Projet pédagogique

Le Précis de Géopathie

La chaire Laudato si’. Pour une nouvelle exploration de la Terre, du Collège des Bernardins a la singularité d’être une chaire de recherche-action-pédagogique. Dans ce cadre, un Précis de Géopathie, initié par Bruno Latour, philosophe, membre de la chaire, sortira en fin 2022. C’est un projet pédagogique à destination des jeunes générations.

L’équipe de la chaire, avec un collectif de chercheurs, Sébastien Dutreuil, historien et philosophe des sciences, Jérôme Gaillardet, géochimiste, Bruno Latour, philosophe ; Nastassja Martin, anthropologue, Grégory Quenet, historien de l’environnement, élabore ce précis de Géopathie.

Pourquoi un Précis ?

Il existe de nombreux manuels, d’excellents Atlas et d’innombrables ouvrages de vulgarisation et il ne s’agit pas de manuel de géographie, ou de géologie. Il s‘agit d’un précis pour qu’on ressente la Terre d’une autre façon, ce qui est, au fond, la meilleure façon de résumer la nouvelle mutation écologique : la Terre réagit autrement que ce que nous imaginions encore dans les périodes précédentes où elle était sagement étudiée.

Elle réagissait d’abord dans un cadre physique matériel, puis comme l’évolution des organismes se déroulant dans ce cadre, et, enfin, comme une histoire où les humains venaient compliquer la physique et la biologie.

Le XXe siècle a vu naître de très nombreux efforts pour raconter la géographie et la rendre compréhensible au public. Curieusement, la capacité d’intégration de la géographie a été peu à peu perdue au cours du siècle suivant, et l’écriture de la terre (le sens ancien de géo-graphie) n’a pu absorber ni la géophysique, ni les sciences de l’environnement et du climat, ni bien sûr l’immense transformation anthropologique résumée par le terme d’Anthropocène.

Et pourtant la géographie, requalifiée ici en géopathie, pourrait tout à fait servir de fil directeur à une nouvelle conscience citoyenne. Si la perspective politique générale est d’atterrir sur Terre, il est extrêmement important de rendre à peu près visible le sol sur lequel cet atterrissage doit avoir lieu.

Or le trait nouveau de cette nouvelle Terre, c’est que les temps de réaction, les échelles, les types d’acteurs se mêlent tellement qu’elle n’est plus un cadre passif mais un acteur, ou plutôt, une multitude d’acteurs entremêlés avec lesquels il faut désormais compter.

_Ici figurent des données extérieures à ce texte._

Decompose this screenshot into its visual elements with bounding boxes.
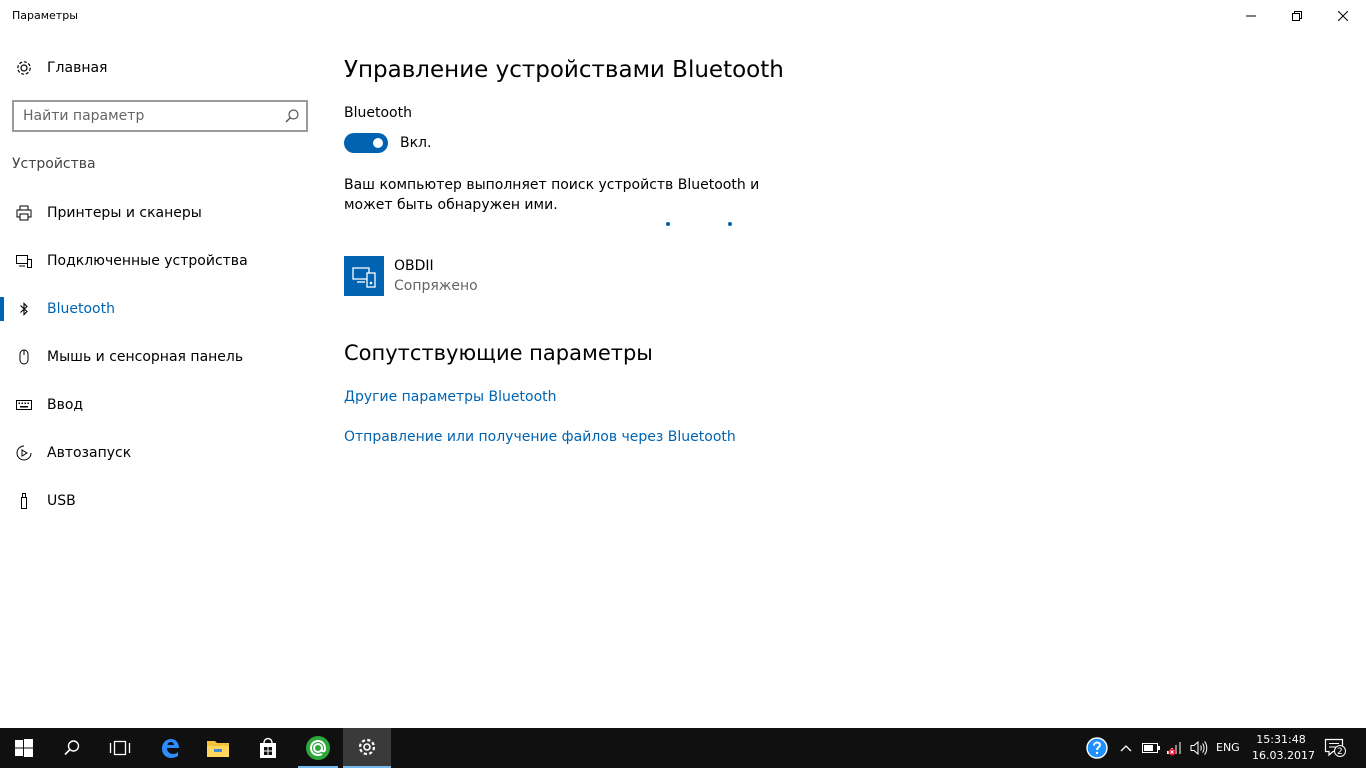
search-box[interactable]: [12, 100, 308, 132]
bluetooth-toggle[interactable]: [344, 133, 388, 153]
sidebar-item-label: Ввод: [47, 397, 84, 413]
sidebar-item-label: Автозапуск: [47, 445, 132, 461]
volume-icon: [1190, 740, 1208, 756]
sidebar-item-home[interactable]: Главная: [0, 48, 320, 88]
gear-icon: [15, 59, 33, 77]
start-icon: [15, 739, 33, 757]
search-input[interactable]: [14, 102, 264, 130]
sidebar-item-autoplay[interactable]: Автозапуск: [0, 433, 320, 473]
task-view-button[interactable]: [96, 728, 144, 768]
title-bar: Параметры: [0, 0, 1366, 32]
progress-dot: [666, 222, 670, 226]
paired-device-icon: [344, 256, 384, 296]
show-hidden-icons-button[interactable]: [1116, 728, 1136, 768]
device-name: OBDII: [394, 258, 434, 274]
network-icon: [1167, 742, 1181, 756]
file-explorer-icon: [207, 741, 229, 757]
usb-icon: [15, 492, 33, 510]
sidebar-item-label: Главная: [47, 60, 108, 76]
edge-icon: [162, 739, 179, 758]
action-center-button[interactable]: 2: [1318, 728, 1352, 768]
battery-tray-button[interactable]: [1140, 728, 1162, 768]
edge-button[interactable]: [146, 728, 194, 768]
clock-time: 15:31:48: [1256, 733, 1306, 746]
autoplay-icon: [15, 444, 33, 462]
sidebar: Главная Устройства Принтеры и сканеры По…: [0, 32, 320, 728]
sidebar-item-label: Принтеры и сканеры: [47, 205, 202, 221]
sidebar-item-mouse[interactable]: Мышь и сенсорная панель: [0, 337, 320, 377]
active-indicator: [0, 297, 4, 321]
main-content: Управление устройствами Bluetooth Blueto…: [344, 32, 1344, 728]
mouse-icon: [15, 348, 33, 366]
chevron-up-icon: [1120, 745, 1132, 752]
mail-ru-agent-icon: [306, 736, 330, 760]
search-icon[interactable]: [284, 108, 300, 128]
settings-icon: [358, 738, 376, 756]
sidebar-item-label: Мышь и сенсорная панель: [47, 349, 244, 365]
store-button[interactable]: [244, 728, 292, 768]
more-bluetooth-options-link[interactable]: Другие параметры Bluetooth: [344, 389, 557, 405]
taskbar-search-button[interactable]: [48, 728, 96, 768]
close-button[interactable]: [1320, 0, 1366, 32]
task-view-icon: [109, 740, 131, 756]
battery-icon: [1142, 743, 1160, 753]
device-item[interactable]: OBDII Сопряжено: [344, 256, 744, 296]
sidebar-item-usb[interactable]: USB: [0, 481, 320, 521]
sidebar-item-label: Bluetooth: [47, 301, 115, 317]
mail-ru-agent-button[interactable]: [294, 728, 342, 768]
store-icon: [260, 737, 276, 758]
help-tray-button[interactable]: [1084, 728, 1110, 768]
clock[interactable]: 15:31:48 16.03.2017: [1252, 732, 1315, 764]
devices-icon: [15, 252, 33, 270]
sidebar-item-connected-devices[interactable]: Подключенные устройства: [0, 241, 320, 281]
help-icon: [1086, 737, 1108, 759]
bluetooth-toggle-label: Bluetooth: [344, 105, 412, 121]
search-icon: [64, 740, 80, 756]
section-label-devices: Устройства: [12, 156, 96, 172]
sidebar-item-bluetooth[interactable]: Bluetooth: [0, 289, 320, 329]
minimize-button[interactable]: [1228, 0, 1274, 32]
discovery-description: Ваш компьютер выполняет поиск устройств …: [344, 177, 760, 213]
send-receive-files-link[interactable]: Отправление или получение файлов через B…: [344, 429, 736, 445]
progress-dot: [728, 222, 732, 226]
start-button[interactable]: [0, 728, 48, 768]
sidebar-item-input[interactable]: Ввод: [0, 385, 320, 425]
toggle-state-text: Вкл.: [400, 135, 432, 151]
page-title: Управление устройствами Bluetooth: [344, 57, 784, 83]
sidebar-item-label: Подключенные устройства: [47, 253, 248, 269]
window-title: Параметры: [12, 9, 78, 22]
network-tray-button[interactable]: [1164, 728, 1186, 768]
language-indicator[interactable]: ENG: [1216, 741, 1240, 754]
notification-count: 2: [1337, 747, 1343, 757]
volume-tray-button[interactable]: [1188, 728, 1210, 768]
restore-icon: [1292, 11, 1302, 21]
close-icon: [1338, 11, 1348, 21]
minimize-icon: [1246, 15, 1256, 17]
related-settings-title: Сопутствующие параметры: [344, 341, 653, 365]
restore-button[interactable]: [1274, 0, 1320, 32]
sidebar-item-printers[interactable]: Принтеры и сканеры: [0, 193, 320, 233]
sidebar-item-label: USB: [47, 493, 76, 509]
file-explorer-button[interactable]: [194, 728, 242, 768]
device-status: Сопряжено: [394, 278, 478, 294]
keyboard-icon: [15, 396, 33, 414]
toggle-knob: [373, 138, 383, 148]
settings-button[interactable]: [343, 728, 391, 768]
taskbar: ENG 15:31:48 16.03.2017 2: [0, 728, 1366, 768]
printer-icon: [15, 204, 33, 222]
clock-date: 16.03.2017: [1252, 749, 1315, 762]
bluetooth-icon: [15, 300, 33, 318]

On ne peut plus organiser la description comme s’il existait d’abord un cadre matériel sur lequel on allait ensuite ajouter l’histoire humaine. Il n’y a plus exactement de cadre. D’autre part, c’est là le plus difficile, on ne peut pas unifier l’expérience de la Terre, comme on le pouvait au 19ème en la confondant d’ailleurs souvent avec la conquête coloniale, la modernisation ou l’aménagement.

Les controverses font désormais partie de cette géopathie et en particulier les controverses sur le planétaire : il y a de nombreuses manières, contradictoires, en lutte les unes avec les autres, d’expérimenter la planète. L’expérience de l’actuelle pandémie est d’ailleurs, de ce point de vue, un modèle utile de ce genre d’interactions complexes.

Qu’entend-on par Géopathie ?

Ce néologisme crée par le philosophe Bruno Latour, désigne en premier lieu le fait de se rendre sensible aux nouvelles connaissances de l’écosystème Terre (une forme d’empathie avec la géographie) et, d’autre part, de faire ressentir ce qu’a de pathologique les relations que beaucoup d’entre nous entretenons avec elle.

Sa principale ambition et son mode d’action consistent à trouver de nouvelles façons de relier et d’intégrer les dernières connaissances scientifiques sur la Terre – de les « métaboliser » pour reprendre l’expression de Bruno Latour - jusqu’à insuffler le désir et la capacité à modifier nos comportements et ajuster nos modes de vie à la taille d’une seule planète.

Des exercices pratiques et créatifs

Tous les travaux montrent à quel point la nouvelle mutation écologique affecte profondément les jeunes générations.

En plus de relier les découvertes et la connaissance actuelle sur l’écosystème terre, ce précis s’accompagne d’expérimentations pratiques, de visites de terrain, de descriptions de territoire, de cartographies de controverses, d’ateliers de pratiques créatives... pour favoriser sa compréhension, pour intégrer les connaissances par le corps et pour ressentir notre vécu.